Wer spricht denn noch deutsch?
Ich las eine spanische Studie vor kurzem durch und fühlte mich plötzlich wieder in meine Frankreichzeit anno 2007/2008 zurueckversetzt: Damals war „AIDS“ „SIDA“, „MS“, also „multiple Skelrose“, S.P.“, bzw. „sclérose en plaques“ und selbst dieses ubiquitär scheinende COPD war „BPCO“ in Frankreich. „Unsere spanischen Kollegen machen es ebenso!“, dachte ich bei mir als ich von ihren „HBPM“ las mit dem sie ihr Enoxaparin bezeichneten, während wir in Deutschland neben den „UFH“ (unfraktionierte Heparine) nur noch das englischinspirierte LMWH (niedermolekularen Heparine, englisch „low molecular-weight heparin“) kennen.

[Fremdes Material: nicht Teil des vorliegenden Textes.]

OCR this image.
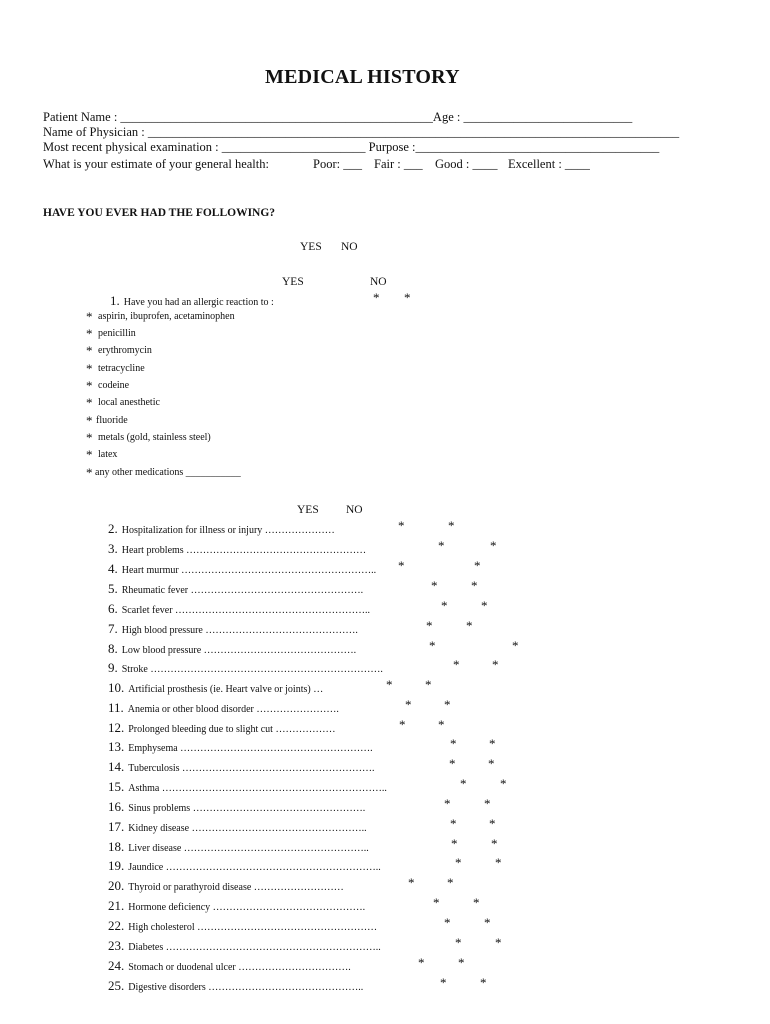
MEDICAL HISTORY
Patient Name : __________________________________________________Age : ___________________________
Name of Physician : _____________________________________________________________________________________
Most recent physical examination : _______________________ Purpose :_______________________________________
What is your estimate of your general health:	Poor: ___ Fair : ___ Good : ____ Excellent : ____
HAVE YOU EVER HAD THE FOLLOWING?
YES NO
YES	NO
1. Have you had an allergic reaction to :	* *
* aspirin, ibuprofen, acetaminophen
* penicillin
* erythromycin
* tetracycline
* codeine
* local anesthetic
* fluoride
* metals (gold, stainless steel)
* latex
* any other medications ___________
YES NO
2. Hospitalization for illness or injury …………………	*	*
3. Heart problems ………………………………………………	*	*
4. Heart murmur ………………………………………………….. *	*
5. Rheumatic fever …………………………………………….	*	*
6. Scarlet fever …………………………………………………..	*	*
7. High blood pressure ……………………………………….	*	*
8. Low blood pressure ……………………………………….	*	*
9. Stroke …………………………………………………………….	*	*
10. Artificial prosthesis (ie. Heart valve or joints) …	*	*
11. Anemia or other blood disorder …………………….	*	*
12. Prolonged bleeding due to slight cut ………………	*	*
13. Emphysema ………………………………………………….	*	*
14. Tuberculosis ………………………………………………….	*	*
15. Asthma …………………………………………………………..	*	*
16. Sinus problems …………………………………………….	*	*
17. Kidney disease ……………………………………………..	*	*
18. Liver disease ………………………………………………..	*	*
19. Jaundice ………………………………………………………..	*	*
20. Thyroid or parathyroid disease ………………………	*	*
21. Hormone deficiency ……………………………………….	*	*
22. High cholesterol ………………………………………………	*	*
23. Diabetes ………………………………………………………..	*	*
24. Stomach or duodenal ulcer …………………………….	*	*
25. Digestive disorders ………………………………………..	*	*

Was ist mit uns Deutschen los? Wieso sind wir anders als Spanier, Franzosen und Englischsprachler und finden nicht eigene deutsche Namen für Krankheiten? Wie kommt es, dass wir Deutsche, die früher selbstverständlich deutschäquivalente Bezeichnungen einführten und sogar Eigennamen benutzten und z.B. dem englischen „Graves disease“ einen eigenständigen Namen „Morbus Basedow“ entgegensetzten?
Wie kommt es, dass die Hashimoto-Thyroiditis nach einem im Deutschen veröffentlichenden Japaner Anfang des 20. Jahrhunderts benannt wurde, heutzutage aber für in Deutschland anzutreffende Krankheiten manchmal noch nicht einmal ein deutscher Begriff gefunden wird? Haben wir Angst vor unserer Sprache und Kultur?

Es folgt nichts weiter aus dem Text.